Key: Isso faz parte da tendência que chamei de insetização do ser humano. O que é um grande prédio residencial? Ele é um cupinzeiro. Tem uma tendência a todo mundo ser igual. Morar igual, fazer as mesmas coisas, ir aos mesmos lugares. Aquele fator cultural que é o que diferencia as pessoas tá desaparecendo. Tanto que as casas têm essa tendência, a serem todas iguais. É aquele nicho de 50, 60, 70 m², sem elementos que expressem individualidade.
E isso aparece também nesses comportamentos padronizados. Bares lotados, shows, todo mundo indo aos mesmos lugares…
Kay: Claro. Essa semana mesmo, fui com amigos na Comendador Araújo. As ruas apinhadas de gente. As pessoas não ficam no bar, ficam na calçada. A mesma coisa em shows, como na Pedreira: milhares de pessoas fazendo exatamente o mesmo. Isso homogeneíza o gosto. Romper com isso é quase impossível, porque teus amigos fazem isso, tua família faz isso… você não vai na contramão.
Essa padronização vem da arquitetura influenciando o estilo de vida, ou do estilo de vida influenciando a arquitetura?
Key: Das duas coisas. E observe: “casa”, no sentido tradicional, está desaparecendo. A tendência é todo mundo morar em apartamento. Aqui no meu bairro, que conheço há 50 anos, a parte residencial sumiu. Virou clínica, escritório, consultório. Casa com gente morando virou raridade. Eu moro numa porque herdei e pude manter, mas sei que é um privilégio.
E as plantas dos prédios novos já seguem essa lógica, né?

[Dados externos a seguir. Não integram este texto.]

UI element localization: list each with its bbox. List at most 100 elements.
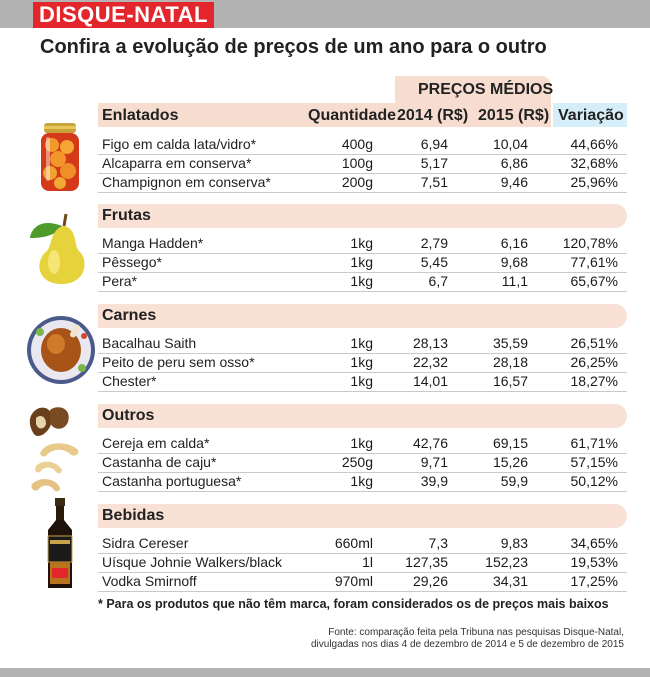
nuts-icon xyxy=(29,407,79,492)
cell-p2015: 9,68 xyxy=(500,254,528,270)
quantity-column-header: Quantidade xyxy=(308,107,397,124)
table-row: Champignon em conserva* 200g 7,51 9,46 25,96… xyxy=(98,173,627,193)
cell-p2015: 16,57 xyxy=(492,373,528,389)
cell-p2015: 15,26 xyxy=(492,454,528,470)
whisky-bottle-icon xyxy=(47,498,73,588)
cell-var: 19,53% xyxy=(570,554,618,570)
product-name: Manga Hadden* xyxy=(102,235,204,251)
table-row: Pera* 1kg 6,7 11,1 65,67% xyxy=(98,272,627,292)
product-name: Peito de peru sem osso* xyxy=(102,354,255,370)
cell-qty: 1l xyxy=(362,554,373,570)
cell-p2015: 9,83 xyxy=(500,535,528,551)
cell-qty: 250g xyxy=(341,454,373,470)
cell-p2015: 59,9 xyxy=(500,473,528,489)
cell-p2015: 34,31 xyxy=(492,573,528,589)
table-row: Alcaparra em conserva* 100g 5,17 6,86 32,68% xyxy=(98,154,627,174)
cell-var: 120,78% xyxy=(562,235,618,251)
cell-p2015: 28,18 xyxy=(492,354,528,370)
cell-var: 77,61% xyxy=(570,254,618,270)
cell-var: 26,51% xyxy=(570,335,618,351)
source-note: Fonte: comparação feita pela Tribuna nas… xyxy=(311,627,624,651)
footnote: * Para os produtos que não têm marca, fo… xyxy=(98,597,609,611)
product-name: Sidra Cereser xyxy=(102,535,189,551)
cell-p2014: 6,94 xyxy=(420,136,448,152)
table-row: Castanha de caju* 250g 9,71 15,26 57,15% xyxy=(98,453,627,473)
cell-qty: 200g xyxy=(341,174,373,190)
cell-var: 34,65% xyxy=(570,535,618,551)
year-2015-column-header: 2015 (R$) xyxy=(478,107,550,124)
cell-qty: 1kg xyxy=(350,435,373,451)
table-row: Peito de peru sem osso* 1kg 22,32 28,18 26,2… xyxy=(98,353,627,373)
cell-qty: 100g xyxy=(341,155,373,171)
cell-p2014: 127,35 xyxy=(405,554,448,570)
cell-p2015: 69,15 xyxy=(492,435,528,451)
cell-p2015: 9,46 xyxy=(500,174,528,190)
cell-qty: 1kg xyxy=(350,335,373,351)
first-category-label: Enlatados xyxy=(102,107,179,124)
cell-p2015: 11,1 xyxy=(501,273,528,289)
table-row: Uísque Johnie Walkers/black 1l 127,35 152,2… xyxy=(98,553,627,573)
variation-header-band xyxy=(553,103,627,127)
cell-var: 32,68% xyxy=(570,155,618,171)
cell-var: 26,25% xyxy=(570,354,618,370)
product-name: Uísque Johnie Walkers/black xyxy=(102,554,283,570)
product-name: Castanha portuguesa* xyxy=(102,473,242,489)
cell-p2015: 152,23 xyxy=(485,554,528,570)
brand-tag: DISQUE-NATAL xyxy=(33,2,214,28)
bottom-gray-bar xyxy=(0,668,650,677)
cell-var: 57,15% xyxy=(570,454,618,470)
cell-p2014: 42,76 xyxy=(412,435,448,451)
category-label: Bebidas xyxy=(102,507,165,524)
cell-p2014: 22,32 xyxy=(412,354,448,370)
table-row: Pêssego* 1kg 5,45 9,68 77,61% xyxy=(98,253,627,273)
cell-p2014: 6,7 xyxy=(428,273,448,289)
product-name: Vodka Smirnoff xyxy=(102,573,197,589)
cell-qty: 660ml xyxy=(334,535,373,551)
product-name: Castanha de caju* xyxy=(102,454,217,470)
cell-p2014: 5,45 xyxy=(420,254,448,270)
cell-p2014: 5,17 xyxy=(420,155,448,171)
product-name: Pera* xyxy=(102,273,138,289)
cell-p2014: 14,01 xyxy=(412,373,448,389)
cell-qty: 970ml xyxy=(334,573,373,589)
variation-column-header: Variação xyxy=(558,107,624,124)
table-row: Sidra Cereser 660ml 7,3 9,83 34,65% xyxy=(98,534,627,554)
product-name: Bacalhau Saith xyxy=(102,335,197,351)
category-band: Carnes xyxy=(98,304,627,328)
cell-var: 61,71% xyxy=(570,435,618,451)
source-line-2: divulgadas nos dias 4 de dezembro de 201… xyxy=(310,639,624,650)
table-row: Castanha portuguesa* 1kg 39,9 59,9 50,12% xyxy=(98,472,627,492)
source-line-1: Fonte: comparação feita pela Tribuna nas… xyxy=(328,627,624,638)
cell-p2014: 7,3 xyxy=(428,535,448,551)
table-row: Manga Hadden* 1kg 2,79 6,16 120,78% xyxy=(98,234,627,254)
category-band: Bebidas xyxy=(98,504,627,528)
cell-p2014: 2,79 xyxy=(420,235,448,251)
category-label: Frutas xyxy=(102,207,151,224)
cell-qty: 1kg xyxy=(350,273,373,289)
year-2014-column-header: 2014 (R$) xyxy=(397,107,469,124)
product-name: Chester* xyxy=(102,373,157,389)
category-band: Outros xyxy=(98,404,627,428)
cell-p2014: 7,51 xyxy=(420,174,448,190)
category-label: Carnes xyxy=(102,307,157,324)
cell-var: 25,96% xyxy=(570,174,618,190)
category-label: Outros xyxy=(102,407,155,424)
cell-p2014: 39,9 xyxy=(420,473,448,489)
canned-peaches-jar-icon xyxy=(41,123,79,191)
product-name: Champignon em conserva* xyxy=(102,174,271,190)
product-name: Cereja em calda* xyxy=(102,435,210,451)
cell-p2015: 10,04 xyxy=(492,136,528,152)
page-subtitle: Confira a evolução de preços de um ano p… xyxy=(40,36,547,58)
cell-qty: 1kg xyxy=(350,473,373,489)
roast-turkey-icon xyxy=(27,316,95,384)
category-band: Frutas xyxy=(98,204,627,228)
cell-var: 18,27% xyxy=(570,373,618,389)
table-row: Vodka Smirnoff 970ml 29,26 34,31 17,25% xyxy=(98,572,627,592)
product-name: Alcaparra em conserva* xyxy=(102,155,252,171)
cell-p2015: 6,16 xyxy=(500,235,528,251)
cell-qty: 1kg xyxy=(350,235,373,251)
cell-p2015: 35,59 xyxy=(492,335,528,351)
cell-p2014: 28,13 xyxy=(412,335,448,351)
table-row: Chester* 1kg 14,01 16,57 18,27% xyxy=(98,372,627,392)
cell-var: 65,67% xyxy=(570,273,618,289)
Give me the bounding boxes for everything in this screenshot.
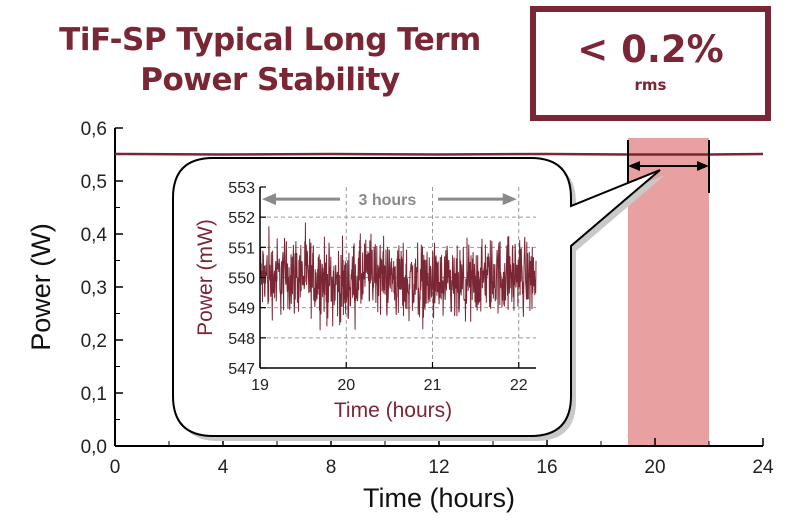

Key: Totalmente. Pegue a planta de qualquer prédio novo, daqueles que anunciam no sinaleiro. Não existe um elemento individualizador. Antigamente as casas tinham gabinete, escritório, sala de costura… As mulheres tinham seu gabinete. Hoje isso não existe mais. É tudo reduzido ao mínimo.
E atividades como cuidar de jardim, ter plantas, observar pássaros…
Key: Quase ninguém quer. Cuidar de jardim cansa. Animais? Só o que cabe no apartamento, um gatinho ou um cachorrinho. Cuidar de plantas, acompanhar os passarinhos do bairro… isso está desaparecendo. A individualidade se torna um problema dentro da sociedade de consumo: você quer produzir algo que todo mundo compre. Quanto mais gente consome, melhor. Então você padroniza tudo.
E o que acontece com as identidades regionais nesse processo?
Key: Elas são consideradas ultrapassadas. Essas tendências regionais são vistas como coisa antiga, superada. O modernismo tem essa característica internacional: o que é moderno é moderno em qualquer lugar. Então a arquitetura do mundo inteiro se homogeneíza. Tanto faz se o prédio está em Curitiba, Tóquio, África ou Europa.
Diante das mudanças climáticas, a arquitetura precisa se adaptar?
Key: Sem dúvida. A preocupação mundial com o clima é enorme. Precisamos adaptar a arquitetura e, nesse sentido, desenvolver construções em madeira pode ser muito importante. É uma alternativa sustentável e necessária.